Sylvie Lorre © Atlanpole

Une recherche menée avec du jus d’épinard

Après avoir, pendant sa thèse, étudié et appliqué des protocoles scientifiques standard portant sur la connaissance des bactéries lactiques issues de poisson, Sylvie Lorre était convaincue de pouvoir en trouver une qui soit utilisable dans un procédé de biopréservation de produits d’origine marine et exploitable à un niveau industriel. Or, au début des années 1990, l’idée d’ajouter une bactérie dans les aliments était contraire à la doctrine du « zéro bactérie » ; une fois la thèse achevée, il n’a pas été possible d’obtenir un financement pour poursuivre une telle recherche au sein d’une structure dotée d’équipements modernes.

Sylvie a alors monté son propre atelier de microbiologie dans une dépendance de jardin et a dû adapter ses méthodes de travail à cet environnement inhabituel.

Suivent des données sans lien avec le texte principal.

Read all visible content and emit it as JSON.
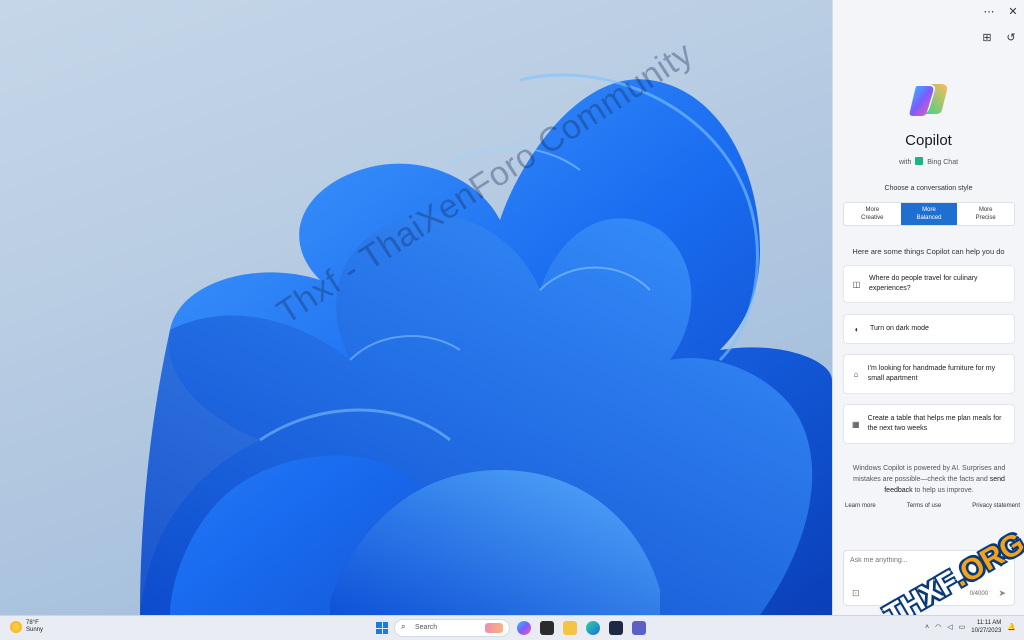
{
  "watermark_text": "Thxf - ThaiXenForo Community",
  "copilot": {
    "title": "Copilot",
    "subtitle_prefix": "with",
    "subtitle_service": "Bing Chat",
    "menu_icon": "ellipsis-icon",
    "close_icon": "close-icon",
    "style_label": "Choose a conversation style",
    "styles": [
      {
        "line1": "More",
        "line2": "Creative",
        "active": false
      },
      {
        "line1": "More",
        "line2": "Balanced",
        "active": true
      },
      {
        "line1": "More",
        "line2": "Precise",
        "active": false
      }
    ],
    "help_label": "Here are some things Copilot can help you do",
    "prompts": [
      {
        "icon": "briefcase-icon",
        "text": "Where do people travel for culinary experiences?"
      },
      {
        "icon": "palette-icon",
        "text": "Turn on dark mode"
      },
      {
        "icon": "tag-icon",
        "text": "I'm looking for handmade furniture for my small apartment"
      },
      {
        "icon": "table-icon",
        "text": "Create a table that helps me plan meals for the next two weeks"
      }
    ],
    "disclaimer_pre": "Windows Copilot is powered by AI. Surprises and mistakes are possible—check the facts and ",
    "disclaimer_link": "send feedback",
    "disclaimer_post": " to help us improve.",
    "links": [
      "Learn more",
      "Terms of use",
      "Privacy statement"
    ],
    "input_placeholder": "Ask me anything...",
    "char_count": "0/4000",
    "accent_color": "#1f6fd1"
  },
  "taskbar": {
    "weather_temp": "78°F",
    "weather_desc": "Sunny",
    "search_placeholder": "Search",
    "time": "11:11 AM",
    "date": "10/27/2023"
  },
  "overlay_logo": {
    "prefix": "THXF",
    "suffix": ".ORG"
  }
}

C’est en s’inspirant de techniques employées au XIXe siècle qu’elle a pu mettre au point des milieux de culture à base de jus d’épinard et de tranches de pomme de terre. Après avoir vérifié qu’il est ainsi possible d’isoler des bactéries lactiques du yaourt, elle a commencé, dès 1994, à chercher une telle bactérie isolée de poisson. Il lui faudra patienter trois ans pour trouver enfin la bactérie LLO. La découverte de ce ferment est liée aux conditions « rustiques » de son isolement : il s’agit d’une souche isolée en hiver, à température ambiante, et qui est particulièrement adaptée au froid. Avec la venue de l’été, Sylvie a découvert que cette bactérie ne supporte pas les températures proches de 30°C. Cette caractéristique est devenue un atout technologique par la suite car, à 30°C, LLO ne gène pas l’analyse complète des germes d’un produit, généralement réalisée à une telle température. Or, à l'époque, il n'était pas concevable qu'une bactérie lactique ne puisse pas se développer à 30°C ; on sait aujourd'hui que de nombreuses bactéries lactiques ont cette particularité (un article sur ce sujet avait pourtant été publié en 1991 mais sans attirer alors l'attention car il portait sur une bactérie isolée du permafrost canadien, a priori sans intérêt alimentaire).
Le bénéfice de la persévérance

Trois années supplémentaires seront nécessaires pour tester cette bactérie sur des filets de poisson et pour se convaincre de ses effets bénéfiques. Ce fut, pour Sylvie, le moment d’étudier les brevets déjà déposés dans le domaine de la biopréservation.

En 2000, une fois certaine de l’originalité de son idée, elle se lance dans le montage de son entreprise avec un ancien collègue nantais rencontré pendant sa thèse : Patrice Daniel, Docteur de l'Université de Nantes. Dans le même temps, les industriels commencent à reconnaître largement l’inefficacité de la stratégie « zéro bactérie » pour les produits alimentaires non pasteurisés ; certains acceptent alors de participer à des essais.

Avec le succès de ces tests, le projet reçoit les soutiens de la Région des Pays de la Loire et du Département de Loire-Atlantique, via la pépinière d’entreprises Atlanpole. Un brevet est déposé en 2001 et le projet reçoit un prix au Concours de la création d’entreprises innovantes, permettant le lancement effectif de la société Biocéane et la diversification des essais. Ces résultats ont contribué au développement de la recherche institutionnelle sur les bactéries lactiques menée aujourd’hui à Nantes par l'Enitiaa et l'Ifremer.